А уже в день возвращения Ельцина из Варшавы многие минобороновские и генштабовские генералы и офицеры были шокированы новым заявлением своего президента: он высказал резко негативное отношение к вступлению Польши в НАТО. Это было заявление, которое в корне противоречило варшавскому…
Поляки подняли вселенский хай. И, думается, справедливо. Шараханье из стороны в сторону, непоследовательность в подходах Москвы к этой проблеме, отсутствие четкого плана стратегии и тактики наших действий. — вот что изначально порождало невнятную позицию Кремля и МИДа. Все это часто ставило в совершенно дурацкое положение наше военное руководство.
Российские верхи в своей международной стратегии часто руководствовались соображениями политической конъюнктуры. И Ельцин, и Козырев из кожи вон лезли, чтобы заручиться поддержкой Запада в условиях непрерывно наседающей на них внутренней оппозиции. Таким образом, внешняя поддержка экономических реформ была важным фактором внутреннего политического спасения власти. Естественно, в таких условиях Кремль и МИД становились все более зависимыми от Запада, что находило отражение и в их лояльном (а порой беспринципном) отношении к невыгодным для России инициативам НАТО.
В то же время позиция российского Генштаба по этой проблеме была совершенно иной: во главу угла ставились не конъюнктурные политические соображения, а честные стратегические расчеты, основанные на огромном массиве военной информации (особенно — разведывательной). Но нередко приходилось замечать: если военно-стратегические соображения МО и ГШ не вписывались в политическую конъюнктуру Кремля и МИДа, там их игнорировали.
Я часто бывал в тот период в Центре военно-стратегических исследований Генштаба, где у меня немало друзей.

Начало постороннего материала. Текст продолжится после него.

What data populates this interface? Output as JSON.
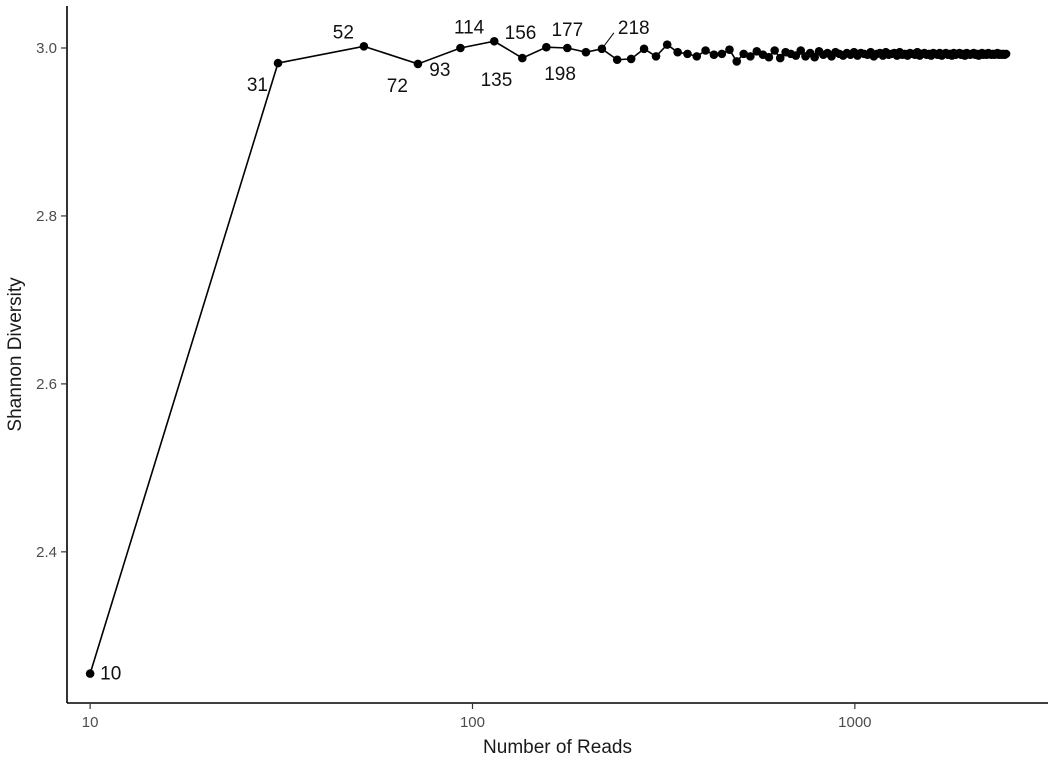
{
  "chart_data": {
    "type": "line",
    "title": "",
    "xlabel": "Number of Reads",
    "ylabel": "Shannon Diversity",
    "x_scale": "log",
    "xlim": [
      8.7,
      3200
    ],
    "ylim": [
      2.22,
      3.05
    ],
    "grid": false,
    "legend": "none",
    "x_ticks": [
      10,
      100,
      1000
    ],
    "x_tick_labels": [
      "10",
      "100",
      "1000"
    ],
    "y_ticks": [
      2.4,
      2.6,
      2.8,
      3.0
    ],
    "y_tick_labels": [
      "2.4",
      "2.6",
      "2.8",
      "3.0"
    ],
    "series": [
      {
        "x": [
          10,
          31,
          52,
          72,
          93,
          114,
          135,
          156,
          177,
          198,
          218,
          239,
          260,
          281,
          302,
          323,
          344,
          365,
          386,
          407,
          428,
          449,
          470,
          491,
          512,
          533,
          554,
          575,
          596,
          617,
          638,
          659,
          680,
          701,
          722,
          743,
          764,
          785,
          806,
          827,
          848,
          869,
          890,
          911,
          932,
          953,
          974,
          995,
          1016,
          1037,
          1058,
          1079,
          1100,
          1121,
          1142,
          1163,
          1184,
          1205,
          1226,
          1247,
          1268,
          1289,
          1310,
          1331,
          1352,
          1373,
          1394,
          1415,
          1436,
          1457,
          1478,
          1499,
          1520,
          1541,
          1562,
          1583,
          1604,
          1625,
          1646,
          1667,
          1688,
          1709,
          1730,
          1751,
          1772,
          1793,
          1814,
          1835,
          1856,
          1877,
          1898,
          1919,
          1940,
          1961,
          1982,
          2003,
          2024,
          2045,
          2066,
          2087,
          2108,
          2129,
          2150,
          2171,
          2192,
          2213,
          2234,
          2255,
          2276,
          2297,
          2318,
          2339,
          2360,
          2381,
          2402,
          2423,
          2444,
          2465,
          2486
        ],
        "values": [
          2.255,
          2.982,
          3.002,
          2.981,
          3.0,
          3.008,
          2.988,
          3.001,
          3.0,
          2.995,
          2.999,
          2.986,
          2.987,
          2.999,
          2.99,
          3.004,
          2.995,
          2.993,
          2.99,
          2.997,
          2.992,
          2.993,
          2.998,
          2.984,
          2.993,
          2.99,
          2.996,
          2.992,
          2.989,
          2.997,
          2.988,
          2.995,
          2.993,
          2.991,
          2.997,
          2.99,
          2.994,
          2.989,
          2.996,
          2.992,
          2.994,
          2.99,
          2.995,
          2.993,
          2.991,
          2.994,
          2.992,
          2.995,
          2.991,
          2.994,
          2.993,
          2.992,
          2.995,
          2.99,
          2.993,
          2.994,
          2.991,
          2.995,
          2.992,
          2.993,
          2.994,
          2.991,
          2.995,
          2.992,
          2.993,
          2.991,
          2.994,
          2.993,
          2.992,
          2.995,
          2.991,
          2.993,
          2.994,
          2.992,
          2.993,
          2.991,
          2.994,
          2.993,
          2.992,
          2.994,
          2.991,
          2.993,
          2.994,
          2.992,
          2.993,
          2.991,
          2.994,
          2.992,
          2.993,
          2.994,
          2.992,
          2.993,
          2.991,
          2.994,
          2.993,
          2.992,
          2.993,
          2.994,
          2.992,
          2.993,
          2.991,
          2.993,
          2.994,
          2.992,
          2.993,
          2.992,
          2.994,
          2.993,
          2.992,
          2.993,
          2.992,
          2.993,
          2.994,
          2.992,
          2.993,
          2.992,
          2.993,
          2.992,
          2.993
        ]
      }
    ],
    "annotations": [
      {
        "label": "10",
        "x": 10,
        "y": 2.255,
        "pos": "right"
      },
      {
        "label": "31",
        "x": 31,
        "y": 2.982,
        "pos": "below-left"
      },
      {
        "label": "52",
        "x": 52,
        "y": 3.002,
        "pos": "above-left"
      },
      {
        "label": "72",
        "x": 72,
        "y": 2.981,
        "pos": "below-left"
      },
      {
        "label": "93",
        "x": 93,
        "y": 3.0,
        "pos": "below-left"
      },
      {
        "label": "114",
        "x": 114,
        "y": 3.008,
        "pos": "above-left"
      },
      {
        "label": "135",
        "x": 135,
        "y": 2.988,
        "pos": "below-left"
      },
      {
        "label": "156",
        "x": 156,
        "y": 3.001,
        "pos": "above-left"
      },
      {
        "label": "177",
        "x": 177,
        "y": 3.0,
        "pos": "above"
      },
      {
        "label": "198",
        "x": 198,
        "y": 2.995,
        "pos": "below-left"
      },
      {
        "label": "218",
        "x": 218,
        "y": 2.999,
        "pos": "above-right-leader"
      }
    ]
  }
}
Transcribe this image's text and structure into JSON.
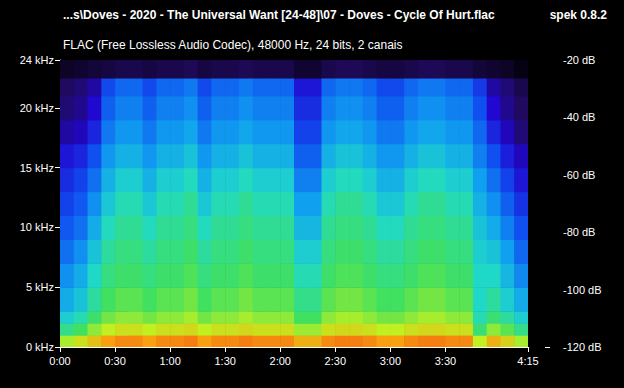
{
  "chart_data": {
    "type": "heatmap",
    "title": "...s\\Doves - 2020 - The Universal Want [24-48]\\07 - Doves - Cycle Of Hurt.flac",
    "subtitle": "FLAC (Free Lossless Audio Codec), 48000 Hz, 24 bits, 2 canais",
    "annotations": [
      "spek 0.8.2"
    ],
    "grid": false,
    "xlim": [
      0,
      255
    ],
    "xticks": [
      {
        "value": 0,
        "label": "0:00"
      },
      {
        "value": 30,
        "label": "0:30"
      },
      {
        "value": 60,
        "label": "1:00"
      },
      {
        "value": 90,
        "label": "1:30"
      },
      {
        "value": 120,
        "label": "2:00"
      },
      {
        "value": 150,
        "label": "2:30"
      },
      {
        "value": 180,
        "label": "3:00"
      },
      {
        "value": 210,
        "label": "3:30"
      },
      {
        "value": 255,
        "label": "4:15"
      }
    ],
    "ylim": [
      0,
      24
    ],
    "yticks": [
      {
        "value": 0,
        "label": "0 kHz"
      },
      {
        "value": 5,
        "label": "5 kHz"
      },
      {
        "value": 10,
        "label": "10 kHz"
      },
      {
        "value": 15,
        "label": "15 kHz"
      },
      {
        "value": 20,
        "label": "20 kHz"
      },
      {
        "value": 24,
        "label": "24 kHz"
      }
    ],
    "colorbar": {
      "range": [
        -120,
        -20
      ],
      "ticks": [
        {
          "value": -120,
          "label": "-120 dB"
        },
        {
          "value": -100,
          "label": "-100 dB"
        },
        {
          "value": -80,
          "label": "-80 dB"
        },
        {
          "value": -60,
          "label": "-60 dB"
        },
        {
          "value": -40,
          "label": "-40 dB"
        },
        {
          "value": -20,
          "label": "-20 dB"
        }
      ]
    },
    "time_bins": [
      0,
      7.5,
      15,
      22.5,
      30,
      37.5,
      45,
      52.5,
      60,
      67.5,
      75,
      82.5,
      90,
      97.5,
      105,
      112.5,
      120,
      127.5,
      135,
      142.5,
      150,
      157.5,
      165,
      172.5,
      180,
      187.5,
      195,
      202.5,
      210,
      217.5,
      225,
      232.5,
      240,
      247.5,
      255
    ],
    "freq_bins": [
      0,
      1,
      2,
      3,
      5,
      7,
      9,
      11,
      13,
      15,
      17,
      19,
      21,
      22.5,
      24
    ],
    "cells": [
      [
        -52,
        -64,
        -72,
        -78,
        -82,
        -86,
        -89,
        -92,
        -95,
        -98,
        -104,
        -108,
        -110,
        -116
      ],
      [
        -48,
        -60,
        -68,
        -74,
        -78,
        -82,
        -86,
        -89,
        -92,
        -96,
        -102,
        -106,
        -108,
        -115
      ],
      [
        -44,
        -54,
        -61,
        -66,
        -70,
        -74,
        -78,
        -82,
        -86,
        -90,
        -96,
        -100,
        -104,
        -114
      ],
      [
        -40,
        -50,
        -56,
        -60,
        -63,
        -66,
        -69,
        -73,
        -77,
        -81,
        -85,
        -88,
        -91,
        -113
      ],
      [
        -38,
        -48,
        -54,
        -58,
        -61,
        -63,
        -65,
        -68,
        -72,
        -77,
        -81,
        -84,
        -87,
        -112
      ],
      [
        -38,
        -48,
        -54,
        -58,
        -61,
        -63,
        -65,
        -68,
        -72,
        -77,
        -81,
        -84,
        -87,
        -112
      ],
      [
        -40,
        -50,
        -56,
        -60,
        -63,
        -66,
        -69,
        -73,
        -77,
        -81,
        -85,
        -88,
        -91,
        -113
      ],
      [
        -38,
        -48,
        -54,
        -58,
        -61,
        -63,
        -65,
        -68,
        -72,
        -77,
        -81,
        -84,
        -87,
        -112
      ],
      [
        -38,
        -48,
        -54,
        -58,
        -61,
        -63,
        -65,
        -68,
        -72,
        -77,
        -81,
        -84,
        -87,
        -112
      ],
      [
        -37,
        -47,
        -52,
        -56,
        -59,
        -61,
        -63,
        -65,
        -69,
        -74,
        -79,
        -82,
        -85,
        -111
      ],
      [
        -40,
        -50,
        -56,
        -60,
        -63,
        -66,
        -69,
        -73,
        -77,
        -81,
        -85,
        -88,
        -91,
        -113
      ],
      [
        -38,
        -48,
        -54,
        -58,
        -61,
        -63,
        -65,
        -68,
        -72,
        -77,
        -81,
        -84,
        -87,
        -112
      ],
      [
        -38,
        -48,
        -54,
        -58,
        -61,
        -63,
        -65,
        -68,
        -72,
        -77,
        -81,
        -84,
        -87,
        -112
      ],
      [
        -37,
        -47,
        -52,
        -56,
        -59,
        -61,
        -63,
        -65,
        -69,
        -74,
        -79,
        -82,
        -85,
        -111
      ],
      [
        -38,
        -48,
        -54,
        -58,
        -61,
        -63,
        -65,
        -68,
        -72,
        -77,
        -81,
        -84,
        -87,
        -112
      ],
      [
        -38,
        -48,
        -54,
        -58,
        -61,
        -63,
        -65,
        -68,
        -72,
        -77,
        -81,
        -84,
        -87,
        -112
      ],
      [
        -38,
        -48,
        -54,
        -58,
        -61,
        -63,
        -65,
        -68,
        -72,
        -77,
        -81,
        -84,
        -87,
        -112
      ],
      [
        -42,
        -53,
        -60,
        -64,
        -68,
        -72,
        -76,
        -80,
        -84,
        -88,
        -92,
        -95,
        -98,
        -115
      ],
      [
        -42,
        -53,
        -60,
        -64,
        -68,
        -72,
        -76,
        -80,
        -84,
        -88,
        -92,
        -95,
        -98,
        -115
      ],
      [
        -38,
        -48,
        -54,
        -58,
        -61,
        -63,
        -65,
        -68,
        -72,
        -77,
        -81,
        -84,
        -87,
        -112
      ],
      [
        -37,
        -47,
        -52,
        -56,
        -59,
        -61,
        -63,
        -65,
        -69,
        -74,
        -79,
        -82,
        -85,
        -111
      ],
      [
        -37,
        -47,
        -52,
        -56,
        -59,
        -61,
        -63,
        -65,
        -69,
        -74,
        -79,
        -82,
        -85,
        -111
      ],
      [
        -38,
        -48,
        -54,
        -58,
        -61,
        -63,
        -65,
        -68,
        -72,
        -77,
        -81,
        -84,
        -87,
        -112
      ],
      [
        -40,
        -50,
        -56,
        -60,
        -63,
        -66,
        -69,
        -73,
        -77,
        -81,
        -85,
        -88,
        -91,
        -113
      ],
      [
        -40,
        -50,
        -56,
        -60,
        -63,
        -66,
        -69,
        -73,
        -77,
        -81,
        -85,
        -88,
        -91,
        -113
      ],
      [
        -38,
        -48,
        -54,
        -58,
        -61,
        -63,
        -65,
        -68,
        -72,
        -77,
        -81,
        -84,
        -87,
        -112
      ],
      [
        -37,
        -47,
        -52,
        -56,
        -59,
        -61,
        -63,
        -65,
        -69,
        -74,
        -79,
        -82,
        -85,
        -111
      ],
      [
        -37,
        -47,
        -52,
        -56,
        -59,
        -61,
        -63,
        -65,
        -69,
        -74,
        -79,
        -82,
        -85,
        -111
      ],
      [
        -38,
        -48,
        -54,
        -58,
        -61,
        -63,
        -65,
        -68,
        -72,
        -77,
        -81,
        -84,
        -87,
        -112
      ],
      [
        -38,
        -48,
        -54,
        -58,
        -61,
        -63,
        -65,
        -68,
        -72,
        -77,
        -81,
        -84,
        -87,
        -112
      ],
      [
        -50,
        -62,
        -68,
        -70,
        -70,
        -72,
        -74,
        -77,
        -80,
        -84,
        -87,
        -90,
        -93,
        -114
      ],
      [
        -42,
        -54,
        -62,
        -66,
        -70,
        -74,
        -78,
        -82,
        -86,
        -90,
        -96,
        -100,
        -104,
        -115
      ],
      [
        -46,
        -58,
        -66,
        -72,
        -76,
        -80,
        -84,
        -88,
        -92,
        -97,
        -102,
        -106,
        -108,
        -116
      ],
      [
        -52,
        -64,
        -72,
        -78,
        -83,
        -87,
        -90,
        -94,
        -98,
        -102,
        -108,
        -110,
        -112,
        -118
      ]
    ]
  }
}
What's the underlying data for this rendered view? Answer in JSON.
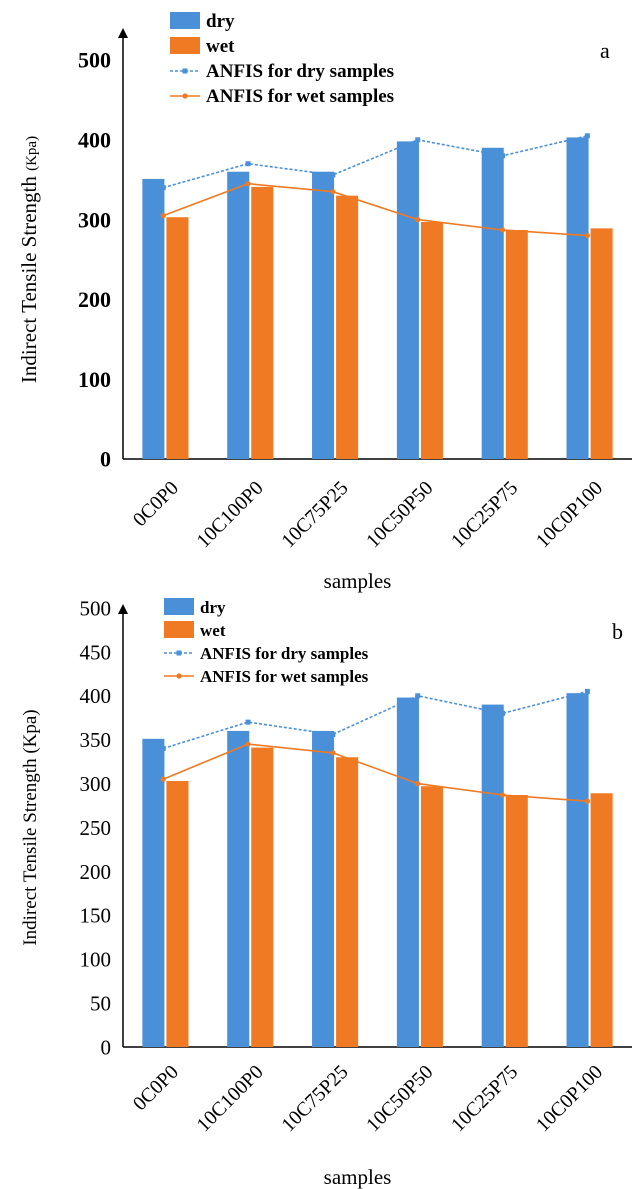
{
  "chart_data": [
    {
      "panel_label": "a",
      "type": "bar",
      "categories": [
        "0C0P0",
        "10C100P0",
        "10C75P25",
        "10C50P50",
        "10C25P75",
        "10C0P100"
      ],
      "series": [
        {
          "name": "dry",
          "type": "bar",
          "color": "#4a90d9",
          "values": [
            351,
            360,
            360,
            398,
            390,
            403
          ]
        },
        {
          "name": "wet",
          "type": "bar",
          "color": "#f07a23",
          "values": [
            303,
            341,
            330,
            297,
            287,
            289
          ]
        },
        {
          "name": "ANFIS for dry samples",
          "type": "line",
          "style": "dashed",
          "color": "#4a90d9",
          "values": [
            340,
            370,
            356,
            400,
            380,
            405
          ]
        },
        {
          "name": "ANFIS for wet samples",
          "type": "line",
          "style": "solid",
          "color": "#f07a23",
          "values": [
            305,
            345,
            335,
            300,
            287,
            280
          ]
        }
      ],
      "xlabel": "samples",
      "ylabel_main": "Indirect Tensile Strength ",
      "ylabel_unit": "(Kpa)",
      "ylim": [
        0,
        500
      ],
      "yticks": [
        0,
        100,
        200,
        300,
        400,
        500
      ],
      "legend_position": "top-left"
    },
    {
      "panel_label": "b",
      "type": "bar",
      "categories": [
        "0C0P0",
        "10C100P0",
        "10C75P25",
        "10C50P50",
        "10C25P75",
        "10C0P100"
      ],
      "series": [
        {
          "name": "dry",
          "type": "bar",
          "color": "#4a90d9",
          "values": [
            351,
            360,
            360,
            398,
            390,
            403
          ]
        },
        {
          "name": "wet",
          "type": "bar",
          "color": "#f07a23",
          "values": [
            303,
            341,
            330,
            297,
            287,
            289
          ]
        },
        {
          "name": "ANFIS for dry samples",
          "type": "line",
          "style": "dashed",
          "color": "#4a90d9",
          "values": [
            340,
            370,
            356,
            400,
            380,
            405
          ]
        },
        {
          "name": "ANFIS for wet samples",
          "type": "line",
          "style": "solid",
          "color": "#f07a23",
          "values": [
            305,
            345,
            335,
            300,
            287,
            280
          ]
        }
      ],
      "xlabel": "samples",
      "ylabel_main": "Indirect Tensile Strength (Kpa)",
      "ylabel_unit": "",
      "ylim": [
        0,
        500
      ],
      "yticks": [
        0,
        50,
        100,
        150,
        200,
        250,
        300,
        350,
        400,
        450,
        500
      ],
      "legend_position": "top-left"
    }
  ]
}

Они рассказывали мне о содержании исследований по проблеме Россия — НАТО, показывали документы, в которых выстраивались основательно аргументированные прогнозы и предлагались конкретные варианты линии поведения Москвы в условиях трансформации Североатлантического альянса. Были там и многие экспертные оценки, касающиеся политических, экономических и, разумеется, военных угроз, которые несло в себе расширение НАТО на Восток.
Заместитель начальника ЦВСИ ГШ генерал Валерий Чирвин с возмущением рассказывал мне, что почти вся эта колоссальная работа военных ученых остается невостребованной ни Кремлем, ни МИДом.
В то время у генштабовских аналитиков особо острую неприязнь вызывала позиция руководства Министерства иностранных дел во главе с Андреем Козыревым. А то, что он расточал комплименты натовской Программе и изо всех сил подталкивал Ельцина к прорыву на этом важнейшем участке нашей международной политики, нередко вызывало у некоторых генштабовских офицеров уже не только неприязнь, но и откровенную злобу.
Хотя надо сказать, что были (да и сейчас есть) у нас на Арбате люди, которые считали высшим классом своей работы угодливое подстраивание военно-стратегических расчетов и планов под политические намерения Кремля и МИДа. Бывали случаи, когда в угоду конъюнктуре они спешно перелопачивали документы, выводы в которых менялись на противоположные. Такие хамелеоны уверенно держались на плаву и хорошо росли по службе. Однако я не знал ни одного такого полковника или генерала, которого уважали бы подчиненные и сослуживцы.
Однажды в Генштабе появился конфиденциальный документ, который произвел среди специалистов, курирующих проблему НАТО, фурор. То был доклад Службы внешней разведки России, посвященный отношениям Москвы с Североатлантическим альянсом и возможным последствиям расширения НАТО (в то время директором СВР был Евгений Примаков).
Документ этот быстро стал в Генштабе бестселлером, и офицеры даже установили очередность знакомства с ним. Я был поражен предельно смелыми, лишенными всякой политической конъюнктурщины выводами наших разведчиков. Было такое ощущение, что мне дали выпить родниковой воды.
Но самым интригующим, пожалуй, было то, что доклад СВР по многим позициям принципиально расходился с «ватными» и невнятными позициями МИДа. В нем четко и жестко формулировались стратегические интересы России, от которых мы ни при каком развитии событий не должны отступать. В то же время в документе не было тупой ортодоксальной прямолинейности, лишающей нас маневра и многовариантности действий.